Pluralism thereby becomes a precious organisational element in the social fabric, from which peaceful coexistence stems thanks to political and social mechanisms with a balancing effect on all of society’s communities.
Azra notes that religious pluralism has four important characteristics: the active involvement of different individuals; an active search for reciprocal understanding and a profound respect for differences; a fruitful debate between the subjects involved and, lastly, dialogue experienced with priority given to listening, mental openness and a desire to share. According to Azra, these are the characteristics of Islam Nusantara (the Islam of Indonesia), which, following the wasatiyyah, ‘the middle way’, consists not only of geographical and cultural soundness. The scholar explains that such soundness is based on Islamic orthodoxy that consists in uniting Ashʿarism’s theology, the Shafi judicial school of thought and Sufism. The cohesion of these three elements characterises Islam Nusantara: the Ashari theology emphasises an attitude of moderation between revelation and reason, while the Shafi school, affiliated to Sufism, renders this expression of Islam both inclusive and tolerant. With the cohesion of these three elements, according to Azra, the orthodoxy of Islam Nusantara has become a consolidated tradition, founded and dominant since the 17th century.

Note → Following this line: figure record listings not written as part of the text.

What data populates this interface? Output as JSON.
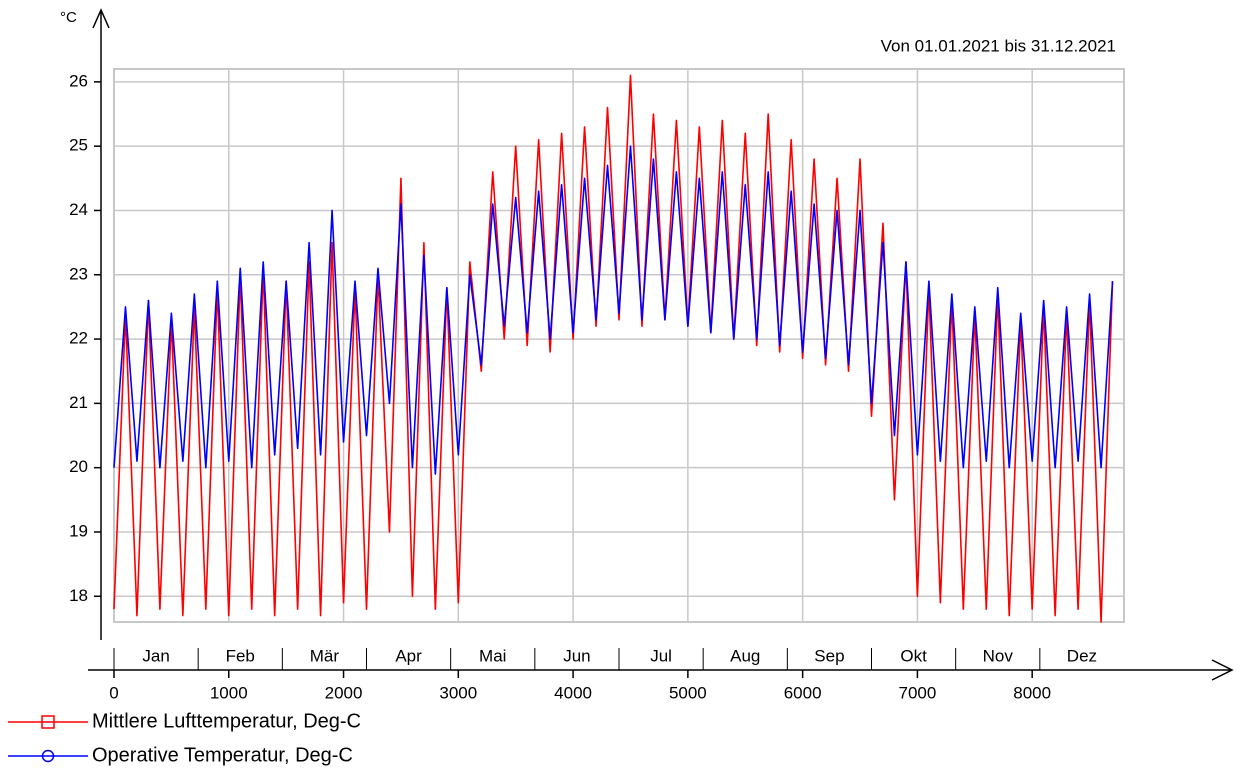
{
  "chart_data": {
    "type": "line",
    "subtitle": "Von 01.01.2021 bis 31.12.2021",
    "y_unit": "°C",
    "months": [
      "Jan",
      "Feb",
      "Mär",
      "Apr",
      "Mai",
      "Jun",
      "Jul",
      "Aug",
      "Sep",
      "Okt",
      "Nov",
      "Dez"
    ],
    "x": [
      0,
      100,
      200,
      300,
      400,
      500,
      600,
      700,
      800,
      900,
      1000,
      1100,
      1200,
      1300,
      1400,
      1500,
      1600,
      1700,
      1800,
      1900,
      2000,
      2100,
      2200,
      2300,
      2400,
      2500,
      2600,
      2700,
      2800,
      2900,
      3000,
      3100,
      3200,
      3300,
      3400,
      3500,
      3600,
      3700,
      3800,
      3900,
      4000,
      4100,
      4200,
      4300,
      4400,
      4500,
      4600,
      4700,
      4800,
      4900,
      5000,
      5100,
      5200,
      5300,
      5400,
      5500,
      5600,
      5700,
      5800,
      5900,
      6000,
      6100,
      6200,
      6300,
      6400,
      6500,
      6600,
      6700,
      6800,
      6900,
      7000,
      7100,
      7200,
      7300,
      7400,
      7500,
      7600,
      7700,
      7800,
      7900,
      8000,
      8100,
      8200,
      8300,
      8400,
      8500,
      8600,
      8700
    ],
    "series": [
      {
        "name": "Mittlere Lufttemperatur, Deg-C",
        "color": "#ff0000",
        "marker": "square",
        "values": [
          17.8,
          22.4,
          17.7,
          22.6,
          17.8,
          22.3,
          17.7,
          22.5,
          17.8,
          22.8,
          17.7,
          23.0,
          17.8,
          23.1,
          17.7,
          22.9,
          17.8,
          23.2,
          17.7,
          23.5,
          17.9,
          22.8,
          17.8,
          23.0,
          19.0,
          24.5,
          18.0,
          23.5,
          17.8,
          22.8,
          17.9,
          23.2,
          21.5,
          24.6,
          22.0,
          25.0,
          21.9,
          25.1,
          21.8,
          25.2,
          22.0,
          25.3,
          22.2,
          25.6,
          22.3,
          26.1,
          22.2,
          25.5,
          22.3,
          25.4,
          22.2,
          25.3,
          22.1,
          25.4,
          22.0,
          25.2,
          21.9,
          25.5,
          21.8,
          25.1,
          21.7,
          24.8,
          21.6,
          24.5,
          21.5,
          24.8,
          20.8,
          23.8,
          19.5,
          23.2,
          18.0,
          22.8,
          17.9,
          22.6,
          17.8,
          22.4,
          17.8,
          22.7,
          17.7,
          22.3,
          17.8,
          22.5,
          17.7,
          22.4,
          17.8,
          22.6,
          17.6,
          22.9
        ]
      },
      {
        "name": "Operative Temperatur, Deg-C",
        "color": "#0000ff",
        "marker": "circle",
        "values": [
          20.0,
          22.5,
          20.1,
          22.6,
          20.0,
          22.4,
          20.1,
          22.7,
          20.0,
          22.9,
          20.1,
          23.1,
          20.0,
          23.2,
          20.2,
          22.9,
          20.3,
          23.5,
          20.2,
          24.0,
          20.4,
          22.9,
          20.5,
          23.1,
          21.0,
          24.1,
          20.0,
          23.3,
          19.9,
          22.8,
          20.2,
          23.0,
          21.6,
          24.1,
          22.2,
          24.2,
          22.1,
          24.3,
          22.0,
          24.4,
          22.1,
          24.5,
          22.3,
          24.7,
          22.4,
          25.0,
          22.3,
          24.8,
          22.3,
          24.6,
          22.2,
          24.5,
          22.1,
          24.6,
          22.0,
          24.4,
          22.0,
          24.6,
          21.9,
          24.3,
          21.8,
          24.1,
          21.7,
          24.0,
          21.6,
          24.0,
          21.0,
          23.5,
          20.5,
          23.2,
          20.2,
          22.9,
          20.1,
          22.7,
          20.0,
          22.5,
          20.1,
          22.8,
          20.0,
          22.4,
          20.1,
          22.6,
          20.0,
          22.5,
          20.1,
          22.7,
          20.0,
          22.9
        ]
      }
    ],
    "xlim": [
      0,
      8800
    ],
    "xticks": [
      0,
      1000,
      2000,
      3000,
      4000,
      5000,
      6000,
      7000,
      8000
    ],
    "ylim": [
      17.6,
      26.2
    ],
    "yticks": [
      18,
      19,
      20,
      21,
      22,
      23,
      24,
      25,
      26
    ],
    "grid": true
  }
}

Indonesian Islam, well-represented by vast social organisations such as Nahdlatul Ulama and Muhammadiyah which, albeit with a different emphasis, adhere to the same philosophical and religious paradigm, has all the requisites for the creation of an authentically Islamic civilisation that is also authentically respectful of every human being. In doing so, Azra observes, it would resist the temptations of political Islam or the vulgar terrorist propaganda of organisations such as Islamic State. The nature of Indonesian Islam is too powerful to be overturned, he debates, but it needs to be consolidated. Its power, according to Azyumardi Azra, lies in its nature and in the character of mass Islamic organisations, Nahdlatul Ulama and Muhammadiyah, which are independent from the state and power systems. They have large and small mosques, schools, madrassas (religious schools), colleges and universities, hospitals, social and community aid centres, cooperatives and other economic activities. There are no such community organisations in other countries in the Muslim world that have such characteristics, wealth and capillary social forms.

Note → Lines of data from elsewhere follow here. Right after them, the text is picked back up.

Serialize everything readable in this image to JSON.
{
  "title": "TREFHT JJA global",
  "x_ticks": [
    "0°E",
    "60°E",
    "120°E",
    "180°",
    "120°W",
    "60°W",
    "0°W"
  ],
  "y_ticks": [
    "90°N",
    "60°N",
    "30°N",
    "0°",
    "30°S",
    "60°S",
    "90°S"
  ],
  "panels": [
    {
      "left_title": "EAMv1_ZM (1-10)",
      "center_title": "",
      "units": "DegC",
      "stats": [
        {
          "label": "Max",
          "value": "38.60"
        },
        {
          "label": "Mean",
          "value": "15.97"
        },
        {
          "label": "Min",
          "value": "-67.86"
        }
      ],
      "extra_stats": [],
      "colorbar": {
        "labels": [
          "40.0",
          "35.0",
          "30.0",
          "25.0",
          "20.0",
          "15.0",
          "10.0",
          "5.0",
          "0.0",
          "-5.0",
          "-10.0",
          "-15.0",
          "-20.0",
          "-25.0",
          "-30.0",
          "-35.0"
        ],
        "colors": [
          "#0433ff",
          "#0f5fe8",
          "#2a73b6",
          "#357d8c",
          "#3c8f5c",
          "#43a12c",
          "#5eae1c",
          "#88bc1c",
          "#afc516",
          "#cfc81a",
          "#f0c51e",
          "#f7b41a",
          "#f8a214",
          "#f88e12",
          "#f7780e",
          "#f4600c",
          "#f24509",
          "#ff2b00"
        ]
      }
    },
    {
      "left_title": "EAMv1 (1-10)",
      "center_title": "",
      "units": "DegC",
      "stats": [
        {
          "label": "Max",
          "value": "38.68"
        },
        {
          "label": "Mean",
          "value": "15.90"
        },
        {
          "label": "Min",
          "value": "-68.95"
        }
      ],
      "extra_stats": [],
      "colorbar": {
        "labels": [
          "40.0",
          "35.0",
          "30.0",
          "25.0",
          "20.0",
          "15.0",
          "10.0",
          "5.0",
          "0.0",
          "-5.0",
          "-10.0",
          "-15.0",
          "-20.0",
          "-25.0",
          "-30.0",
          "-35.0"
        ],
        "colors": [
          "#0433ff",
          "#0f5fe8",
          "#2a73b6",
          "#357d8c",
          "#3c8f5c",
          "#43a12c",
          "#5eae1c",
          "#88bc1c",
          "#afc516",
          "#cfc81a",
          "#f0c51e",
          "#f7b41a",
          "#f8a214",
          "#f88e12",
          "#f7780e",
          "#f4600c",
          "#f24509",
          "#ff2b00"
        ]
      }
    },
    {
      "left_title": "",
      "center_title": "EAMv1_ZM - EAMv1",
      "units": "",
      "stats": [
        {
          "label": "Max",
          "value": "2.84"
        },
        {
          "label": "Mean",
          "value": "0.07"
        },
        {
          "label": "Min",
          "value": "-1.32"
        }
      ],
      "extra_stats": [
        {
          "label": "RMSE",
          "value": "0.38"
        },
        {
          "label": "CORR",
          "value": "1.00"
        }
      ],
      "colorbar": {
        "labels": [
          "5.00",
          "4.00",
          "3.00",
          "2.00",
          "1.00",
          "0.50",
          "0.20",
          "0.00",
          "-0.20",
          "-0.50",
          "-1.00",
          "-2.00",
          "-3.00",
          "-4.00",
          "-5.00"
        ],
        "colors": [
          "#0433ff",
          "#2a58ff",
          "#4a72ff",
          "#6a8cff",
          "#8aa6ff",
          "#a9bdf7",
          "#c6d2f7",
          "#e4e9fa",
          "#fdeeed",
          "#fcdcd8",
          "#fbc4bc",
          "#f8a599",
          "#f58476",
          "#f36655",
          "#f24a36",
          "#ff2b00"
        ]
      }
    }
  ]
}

Consolidating Islam Nusantara, concludes Azra, would mean taking action to prevent radical infiltration and having political and religious leaders speaking clearly against intolerance, radicalism and terrorism. All this must be done without underestimating the need to work on strengthening Indonesian Islam which, in this way, could assume the role of a guide in the progress of global Islamic civilisation and become a real and implementable model that is fully compatible with democracy and human rights.